The recently sacked chief executive of TAROM (RO, Bucharest Henri Coanda), Madalina Mezei, has accused outgoing Romanian Transport Minister Răzvan-Alexandru Cuc of requesting that she purposefully delay flights of opposition MPs to Bucharest to prevent them from attending a no-confidence vote in the government of Prime Minister Viorica Dancila, bne IntelliNews has reported.

The opposition narrowly won the ballot on October 10 by just five votes.

Mezei first made the accusation at a news conference at Tarom’s headquarters on October 18. She accused Cuc of asking her to stop five domestic flights from arriving in the capital city in time for the parliamentary session. She was dismissed from her job shortly afterwards.

Mezei testified under oath at the National Anticorruption Directorate (DNA) on October 21 that the minister had asked her to keep at least one flight from departing.

“The DNA is following up accusations against Razvan Cuc who had asked former Tarom CEO Mezei Madalina to hold up some planes on the day of the censorship motion to prevent MPs from travelling from the provinces to Bucharest to vote on the censorship motion,” she wrote on her Facebook page on October 18.

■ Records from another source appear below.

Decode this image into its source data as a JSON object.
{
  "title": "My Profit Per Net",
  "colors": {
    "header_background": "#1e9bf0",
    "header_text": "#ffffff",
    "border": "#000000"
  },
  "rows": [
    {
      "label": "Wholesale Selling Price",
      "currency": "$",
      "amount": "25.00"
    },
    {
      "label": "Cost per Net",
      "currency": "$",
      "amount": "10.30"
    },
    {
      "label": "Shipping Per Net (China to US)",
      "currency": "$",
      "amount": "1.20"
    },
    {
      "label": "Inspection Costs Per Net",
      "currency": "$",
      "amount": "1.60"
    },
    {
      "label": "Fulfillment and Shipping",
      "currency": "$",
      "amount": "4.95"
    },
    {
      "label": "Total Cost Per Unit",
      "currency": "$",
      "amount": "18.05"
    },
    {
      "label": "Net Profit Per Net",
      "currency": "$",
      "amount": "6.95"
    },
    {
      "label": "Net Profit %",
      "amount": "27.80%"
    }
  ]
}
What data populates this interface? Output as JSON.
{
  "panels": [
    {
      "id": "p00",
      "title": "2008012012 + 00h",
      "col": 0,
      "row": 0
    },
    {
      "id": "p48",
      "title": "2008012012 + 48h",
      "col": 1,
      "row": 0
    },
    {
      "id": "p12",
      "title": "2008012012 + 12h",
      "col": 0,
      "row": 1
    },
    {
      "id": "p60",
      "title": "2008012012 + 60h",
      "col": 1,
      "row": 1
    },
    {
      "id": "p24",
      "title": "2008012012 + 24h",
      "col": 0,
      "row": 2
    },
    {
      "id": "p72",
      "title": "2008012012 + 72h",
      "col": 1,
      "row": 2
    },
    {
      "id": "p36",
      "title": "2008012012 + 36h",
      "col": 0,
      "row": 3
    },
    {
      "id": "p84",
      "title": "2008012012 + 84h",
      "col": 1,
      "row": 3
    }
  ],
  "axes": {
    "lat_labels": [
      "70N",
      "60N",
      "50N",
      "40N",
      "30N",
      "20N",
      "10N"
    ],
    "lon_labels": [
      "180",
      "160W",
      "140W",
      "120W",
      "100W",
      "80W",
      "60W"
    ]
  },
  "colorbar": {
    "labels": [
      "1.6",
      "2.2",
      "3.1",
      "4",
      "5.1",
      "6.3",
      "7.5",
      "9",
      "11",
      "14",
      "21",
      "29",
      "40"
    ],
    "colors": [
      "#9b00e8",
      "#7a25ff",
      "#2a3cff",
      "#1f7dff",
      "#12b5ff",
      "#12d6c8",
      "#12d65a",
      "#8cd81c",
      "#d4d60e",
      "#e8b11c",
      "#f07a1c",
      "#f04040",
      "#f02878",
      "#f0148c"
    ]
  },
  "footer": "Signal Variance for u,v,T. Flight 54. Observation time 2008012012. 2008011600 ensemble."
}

Cuc claimed that Mezei left the flag carrier because she had been “frustrated” at failing to reverse losses. Tarom has lost more than RON3 billion leu (USD700 million) over the last ten years.

But he later admitted to requesting a list of flights carrying opposition MPs to the no-confidence vote - to make sure they all arrived safely, he said.

The airline is now on its sixth interim CEO this year. Mezei's replacement, Valentin Gvinda, a pilot, was appointed by the board of directors only to refuse the offer after conducting “a brief analysis of the situation the company faces”. The board then said in a statement on October 21 that George Costin Barbu, a former head of the civil aviation school, had been appointed for a four-month term.